ハッシーミルクなら何度か飲んだことがある。麻に似た植物ハッシーだけを食べるほ乳類クンクーの乳だ。
ハッシーの葉にはアルカロイドの一種が含まれていて、それを大量に食べるクンクーの乳にも当然含まれる。
アルカロイドは麻薬成分なので、禁止ではないがこの星では成人の飲み物に指定されている。

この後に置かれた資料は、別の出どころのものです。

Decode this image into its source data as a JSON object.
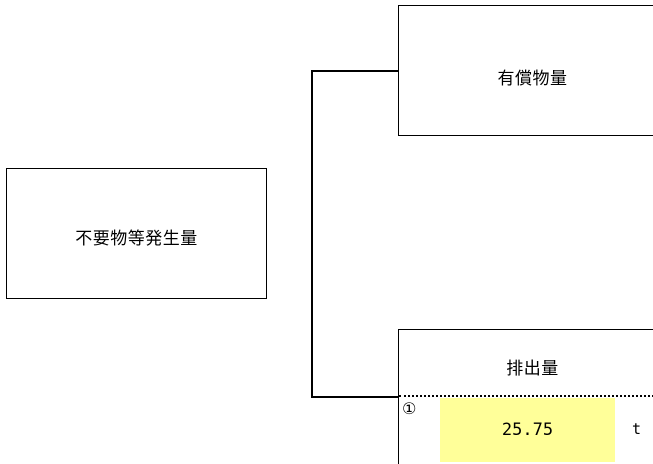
{
  "source_box": {
    "label": "不要物等発生量"
  },
  "valuable_box": {
    "label": "有償物量"
  },
  "discharge_box": {
    "label": "排出量",
    "marker": "①",
    "value": "25.75",
    "unit": "t"
  },
  "colors": {
    "value_highlight": "#ffff99",
    "line": "#000000"
  }
}
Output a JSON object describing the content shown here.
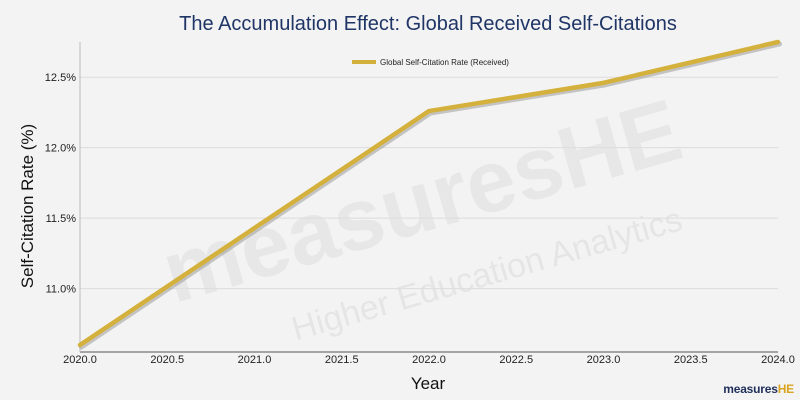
{
  "chart_data": {
    "type": "line",
    "title": "The Accumulation Effect: Global Received Self-Citations",
    "xlabel": "Year",
    "ylabel": "Self-Citation Rate (%)",
    "xlim": [
      2020.0,
      2024.0
    ],
    "ylim": [
      10.55,
      12.75
    ],
    "x_ticks": [
      "2020.0",
      "2020.5",
      "2021.0",
      "2021.5",
      "2022.0",
      "2022.5",
      "2023.0",
      "2023.5",
      "2024.0"
    ],
    "y_ticks": [
      "11.0%",
      "11.5%",
      "12.0%",
      "12.5%"
    ],
    "y_tick_values": [
      11.0,
      11.5,
      12.0,
      12.5
    ],
    "grid": "horizontal",
    "legend": "top-center",
    "series": [
      {
        "name": "Global Self-Citation Rate (Received)",
        "color": "#d4b13c",
        "x": [
          2020,
          2022,
          2023,
          2024
        ],
        "values": [
          10.6,
          12.26,
          12.46,
          12.75
        ]
      }
    ]
  },
  "watermark": {
    "main": "measuresHE",
    "sub": "Higher Education Analytics"
  },
  "logo": {
    "text": "measures",
    "accent": "HE"
  }
}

クンクーはその名の通りクンクーと鳴く大型の動物で、ハッシーの草原に群れを作っているのだが、
野生のものでも近寄って搾乳することが出きるくらいおとなしく愛らしい生き物だ。
肉も利用できるのでC-3惑星ではクンクーを人工的に繁殖させて行う酪農が盛んだ。


じゃ、それホットで。

C-3惑星人は体温が高い。通常40度位だ。今までステージで踊っていたのだから今は45度位あるかも知れない。
肌が触れ合っているわけではないのに全身から温かい赤外線が感じられる。
ホットのハッシーミルクと彼女のおかげで、バイソンの酔いがまろやかにハートマンを包み込む。


踊ってくれるかい?
コーラスガールはOKの微笑みを返す。


フロアーに降りて彼女の腰に手を回す。
体温に乗って胸元からハッシーの蒸れた匂いが湧き上がってくるが、不快ではなくむしろずっと嗅いでいたいような気持ちだ。
ダンスは彼女が慣れた感じでリードする。

ハートマンはもう揺れているだけで幸せな気分だった。ハッシーが効いてきたのか…

ほほえんでいるコーラスガール。深いターコイズブルーの瞳。
ハートマンの残り少ない稼働脳細胞に一瞬パルスが走る。

ただ揺れているだけだと思っていたこのダンス。これはいつかミリンダが教えてくれたもの。

特別なあなたにだけ教えてあげるのよ、と言って笑っていたあの時のステップだ。
あたしのステップ、忘れちゃだめよ。これは私が生まれるずっと前からある特別なステップなの。
何度も何度も繰り返したあの、ミリンダのステップだ。
ハートマンの手に、足に、唇にミリンダの体温がよみがえる。